Roughly 200 Central Americans, mostly women and children, were released from family-detention centers since last Friday by Immigrations and Customs Enforcement (ICE). At North County Immigration we strongly feel this is a step in the right direction, but hope that it is just the beginning of an ongoing restructuring effort that the agency is making as to their policies regarding how long families seeking asylum can be detained.  The detainee releases follow a long campaign by human-rights groups, since last year’s spike in migration from Central America, to end the Department of Homeland Security’s policy of detaining families as a way to discourage migration.

The number of women and children crossing the border from Central America has dropped sharply this year, after about 120,000 crossed illegally in fiscal year 2014, as The Arizona Republic reported in the series “Pipeline of Children.”  Many immigrant-rights groups welcomed the releases of the mothers and children, but they called for closing the family-detention centers entirely.

Johnson also said DHS has:

• Begun reviewing cases of any families detained more than 90 days to see whether they should be released under supervision, with priority given to those held longest.

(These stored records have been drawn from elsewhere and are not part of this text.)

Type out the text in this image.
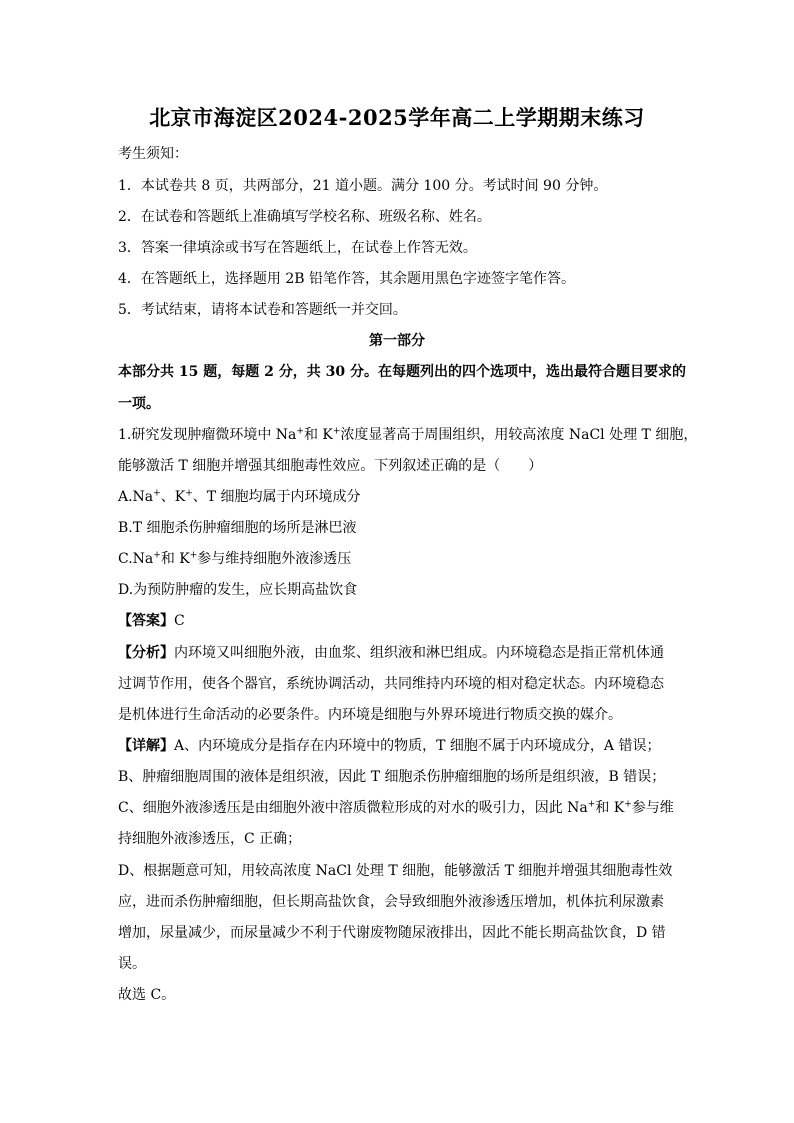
北京市海淀区2024-2025学年高二上学期期末练习
考生须知：
1．本试卷共 8 页，共两部分，21 道小题。满分 100 分。考试时间 90 分钟。
2．在试卷和答题纸上准确填写学校名称、班级名称、姓名。
3．答案一律填涂或书写在答题纸上，在试卷上作答无效。
4．在答题纸上，选择题用 2B 铅笔作答，其余题用黑色字迹签字笔作答。
5．考试结束，请将本试卷和答题纸一并交回。
第一部分
本部分共 15 题，每题 2 分，共 30 分。在每题列出的四个选项中，选出最符合题目要求的
一项。
1.研究发现肿瘤微环境中 Na+和 K+浓度显著高于周围组织，用较高浓度 NaCl 处理 T 细胞，
能够激活 T 细胞并增强其细胞毒性效应。下列叙述正确的是（　　）
A.Na+、K+、T 细胞均属于内环境成分
B.T 细胞杀伤肿瘤细胞的场所是淋巴液
C.Na+和 K+参与维持细胞外液渗透压
D.为预防肿瘤的发生，应长期高盐饮食
【答案】C
【分析】内环境又叫细胞外液，由血浆、组织液和淋巴组成。内环境稳态是指正常机体通
过调节作用，使各个器官，系统协调活动，共同维持内环境的相对稳定状态。内环境稳态
是机体进行生命活动的必要条件。内环境是细胞与外界环境进行物质交换的媒介。
【详解】A、内环境成分是指存在内环境中的物质，T 细胞不属于内环境成分，A 错误；
B、肿瘤细胞周围的液体是组织液，因此 T 细胞杀伤肿瘤细胞的场所是组织液，B 错误；
C、细胞外液渗透压是由细胞外液中溶质微粒形成的对水的吸引力，因此 Na+和 K+参与维
持细胞外液渗透压，C 正确；
D、根据题意可知，用较高浓度 NaCl 处理 T 细胞，能够激活 T 细胞并增强其细胞毒性效
应，进而杀伤肿瘤细胞，但长期高盐饮食，会导致细胞外液渗透压增加，机体抗利尿激素
增加，尿量减少，而尿量减少不利于代谢废物随尿液排出，因此不能长期高盐饮食，D 错
误。
故选 C。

• Ended the practice of using “general deterrence” as a justification for detaining families.

• Taken steps to improve conditions at the centers, along with improving families’ access to legal counsel, social workers and medical care.

• Agreed to appoint a federal advisory committee of outside experts to advise ICE and DHS on family-detention issues.

As of Monday, ICE officials said that 2,101 people were being held at two family-detention facilities in Texas, and 71 at a family-detention center in Pennsylvania. Immigration attorneys working at the centers said that about 200 people had been released in recent days.

Meanwhile, on Tuesday, the Government Accountability Office released a study looking at how well Homeland Security and its Customs and Border Protection unit screened and provided care for detained unaccompanied children.

By law, Border Patrol agents and Customs officers turn detained children from countries other than Mexico or Canada over to the Department of Health and Human Services. Children from Mexico or Canada can be deported directly back to their countries. But, under a 2008 trafficking-victims law, agents first have to question children, and they are barred from sending back trafficking victims, those at risk of being trafficked, those with a credible fear of persecution, and those who can’t make an independent decision about returning.

But even though CBP’s own regulations say that children “under age 14 are presumed generally unable to make an independent decision,” the GAO said that CBP’s data and a random sample of case files showed that between 2009 and last year, CBP sent back 93% of Mexican unaccompanied children under 14 “without documenting the basis for decisions.” That amounted to more than 6,800 children, according to data in the GAO report.

The GAO report said that agents “made inconsistent screening decisions, had varying levels of awareness about … screening criteria, and did not consistently document the rationales for their decisions.”  Even when agents document them, their rationales can be troublesome. Earlier this year, the American Immigration Lawyers Association challenged separate incidents in which Border Patrol agents wrote that children told them they had crossed the border to look for work. In two separate cases, the child who allegedly said this was 3 years old. In another, the child was 11 days old.